1. Anyone who is not classified as either employed or unemployed is not in the labor force.
2. Marginally attached workers are people who once held productive jobs but have given up looking for work.
3. Discouraged workers are people who want jobs but have stopped looking for work for job-related reasons.
4. Frictional employment is unemployment attributed to workers moving from one job to another.
5. Regular fluctuations in jobs due to regular occurrences such as holidays, school schedules, and industry production schedules are called seasonal unemployment.
6. Aggregate supply is the total amount of goods and services produced throughout the economy.
7. Supply shocks result in overall higher prices.
8. To construct the consumer price index, the Bureau of Labor Statistics selects a sample of commonly purchased consumer items, called the market basket
9. The worst degree of inflation is called hyperinflation.
10. High interest rates can decrease consumer spending, particularly on goods that are usually purchased on credit.
11. Income inequality in the U.S. had become greater than in any other large industrialized country.
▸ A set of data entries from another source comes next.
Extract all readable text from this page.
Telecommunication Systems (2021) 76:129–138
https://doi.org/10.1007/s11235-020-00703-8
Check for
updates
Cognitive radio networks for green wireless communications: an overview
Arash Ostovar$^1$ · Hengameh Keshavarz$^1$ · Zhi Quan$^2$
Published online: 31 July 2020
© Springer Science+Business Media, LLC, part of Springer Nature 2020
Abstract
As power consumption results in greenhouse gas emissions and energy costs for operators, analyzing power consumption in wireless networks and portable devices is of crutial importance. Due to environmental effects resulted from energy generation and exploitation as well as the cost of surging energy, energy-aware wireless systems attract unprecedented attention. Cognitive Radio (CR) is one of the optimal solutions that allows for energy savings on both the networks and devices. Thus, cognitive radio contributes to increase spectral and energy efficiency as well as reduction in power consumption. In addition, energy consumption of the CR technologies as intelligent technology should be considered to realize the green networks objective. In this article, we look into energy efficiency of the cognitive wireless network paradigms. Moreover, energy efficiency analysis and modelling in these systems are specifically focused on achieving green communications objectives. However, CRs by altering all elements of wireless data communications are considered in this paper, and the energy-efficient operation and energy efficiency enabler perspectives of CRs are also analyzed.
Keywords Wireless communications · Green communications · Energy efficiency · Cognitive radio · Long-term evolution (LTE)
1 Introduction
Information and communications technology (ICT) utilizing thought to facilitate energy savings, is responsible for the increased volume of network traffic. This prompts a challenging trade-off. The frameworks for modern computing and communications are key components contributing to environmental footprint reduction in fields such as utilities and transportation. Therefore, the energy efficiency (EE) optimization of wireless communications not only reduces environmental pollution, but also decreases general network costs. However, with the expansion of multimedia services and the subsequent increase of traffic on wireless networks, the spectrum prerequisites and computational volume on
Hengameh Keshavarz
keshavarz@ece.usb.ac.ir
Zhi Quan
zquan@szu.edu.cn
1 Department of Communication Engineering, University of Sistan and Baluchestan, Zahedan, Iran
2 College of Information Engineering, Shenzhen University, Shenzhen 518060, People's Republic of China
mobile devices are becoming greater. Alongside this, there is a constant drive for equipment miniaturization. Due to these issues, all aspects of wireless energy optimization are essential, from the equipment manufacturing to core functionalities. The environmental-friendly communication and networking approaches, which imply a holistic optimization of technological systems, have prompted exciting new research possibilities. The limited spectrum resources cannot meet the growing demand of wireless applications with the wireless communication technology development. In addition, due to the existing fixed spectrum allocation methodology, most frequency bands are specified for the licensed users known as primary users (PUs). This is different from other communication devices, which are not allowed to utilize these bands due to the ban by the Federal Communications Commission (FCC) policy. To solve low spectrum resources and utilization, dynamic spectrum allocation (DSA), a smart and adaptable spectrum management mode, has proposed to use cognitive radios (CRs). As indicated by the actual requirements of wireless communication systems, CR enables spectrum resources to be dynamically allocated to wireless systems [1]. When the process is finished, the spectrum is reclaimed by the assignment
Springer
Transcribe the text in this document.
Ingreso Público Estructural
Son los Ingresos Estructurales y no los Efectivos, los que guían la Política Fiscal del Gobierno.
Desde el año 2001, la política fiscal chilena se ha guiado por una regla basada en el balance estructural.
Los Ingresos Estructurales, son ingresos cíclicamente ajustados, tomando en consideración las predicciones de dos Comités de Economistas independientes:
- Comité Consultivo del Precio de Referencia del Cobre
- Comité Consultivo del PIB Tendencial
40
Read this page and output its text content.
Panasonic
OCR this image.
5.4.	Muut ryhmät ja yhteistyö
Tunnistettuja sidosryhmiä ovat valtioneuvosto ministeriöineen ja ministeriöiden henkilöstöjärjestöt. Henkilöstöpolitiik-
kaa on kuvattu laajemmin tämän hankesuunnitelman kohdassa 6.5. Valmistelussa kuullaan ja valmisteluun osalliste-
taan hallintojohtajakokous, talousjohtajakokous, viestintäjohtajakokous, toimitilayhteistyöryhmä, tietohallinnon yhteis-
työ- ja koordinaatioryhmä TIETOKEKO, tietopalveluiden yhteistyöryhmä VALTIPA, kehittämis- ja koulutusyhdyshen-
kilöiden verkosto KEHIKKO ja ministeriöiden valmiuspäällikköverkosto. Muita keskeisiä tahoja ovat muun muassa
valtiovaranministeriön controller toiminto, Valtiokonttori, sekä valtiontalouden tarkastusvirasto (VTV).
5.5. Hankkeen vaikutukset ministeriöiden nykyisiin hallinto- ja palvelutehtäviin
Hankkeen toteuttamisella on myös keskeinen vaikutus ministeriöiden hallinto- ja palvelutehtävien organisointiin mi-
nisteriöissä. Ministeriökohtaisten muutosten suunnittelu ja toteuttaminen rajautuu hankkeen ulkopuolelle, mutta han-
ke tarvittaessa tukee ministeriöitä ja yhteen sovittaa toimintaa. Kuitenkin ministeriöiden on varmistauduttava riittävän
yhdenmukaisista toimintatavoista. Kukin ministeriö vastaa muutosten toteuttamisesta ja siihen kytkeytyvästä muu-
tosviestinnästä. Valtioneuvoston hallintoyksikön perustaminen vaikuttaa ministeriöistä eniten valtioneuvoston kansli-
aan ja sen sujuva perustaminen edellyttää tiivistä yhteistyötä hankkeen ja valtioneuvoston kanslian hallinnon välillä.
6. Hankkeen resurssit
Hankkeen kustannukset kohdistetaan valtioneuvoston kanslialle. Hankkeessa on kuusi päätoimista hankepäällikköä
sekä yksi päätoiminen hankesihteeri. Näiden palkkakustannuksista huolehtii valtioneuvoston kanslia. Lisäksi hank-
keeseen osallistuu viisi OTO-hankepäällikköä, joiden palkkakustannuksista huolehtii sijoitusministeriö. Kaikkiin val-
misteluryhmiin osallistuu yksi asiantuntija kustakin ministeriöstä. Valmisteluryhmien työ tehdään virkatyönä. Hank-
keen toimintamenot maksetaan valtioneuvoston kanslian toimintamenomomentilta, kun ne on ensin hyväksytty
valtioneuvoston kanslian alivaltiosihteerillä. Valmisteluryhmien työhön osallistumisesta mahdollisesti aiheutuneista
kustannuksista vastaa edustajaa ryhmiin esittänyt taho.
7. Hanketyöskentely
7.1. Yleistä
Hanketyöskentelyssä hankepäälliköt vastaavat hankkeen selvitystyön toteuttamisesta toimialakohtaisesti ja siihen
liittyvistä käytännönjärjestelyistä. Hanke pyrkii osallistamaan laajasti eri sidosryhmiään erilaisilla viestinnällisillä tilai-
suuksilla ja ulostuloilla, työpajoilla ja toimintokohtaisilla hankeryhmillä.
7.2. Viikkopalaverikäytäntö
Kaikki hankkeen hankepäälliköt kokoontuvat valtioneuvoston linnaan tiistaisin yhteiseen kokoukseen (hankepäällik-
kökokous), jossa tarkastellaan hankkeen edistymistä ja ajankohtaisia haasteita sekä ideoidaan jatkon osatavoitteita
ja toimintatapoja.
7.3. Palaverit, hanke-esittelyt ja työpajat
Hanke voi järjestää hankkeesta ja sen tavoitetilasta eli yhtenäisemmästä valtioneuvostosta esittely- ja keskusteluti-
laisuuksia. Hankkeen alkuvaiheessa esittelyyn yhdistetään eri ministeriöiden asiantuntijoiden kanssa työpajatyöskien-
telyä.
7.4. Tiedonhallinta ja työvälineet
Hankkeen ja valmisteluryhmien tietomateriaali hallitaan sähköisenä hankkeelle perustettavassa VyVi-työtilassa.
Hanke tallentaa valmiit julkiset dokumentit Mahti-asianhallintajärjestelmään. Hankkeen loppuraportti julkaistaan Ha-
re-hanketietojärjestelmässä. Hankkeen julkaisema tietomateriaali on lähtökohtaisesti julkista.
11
12. The poverty threshold is the lowest income level that a family needs to maintain a basic standard of living.
13. A Lorenz Curve illustrates the amount that a nation's distribution of income varies from a perfectly proportional distribution of income.
14. The data used to plot a Lorenz Curve can also be used to compute the Gini Index. The Gini Index is another statistical measure of income inequality.
15. Rapid changes in technology have led to a drop in demand for lower-skilled workers.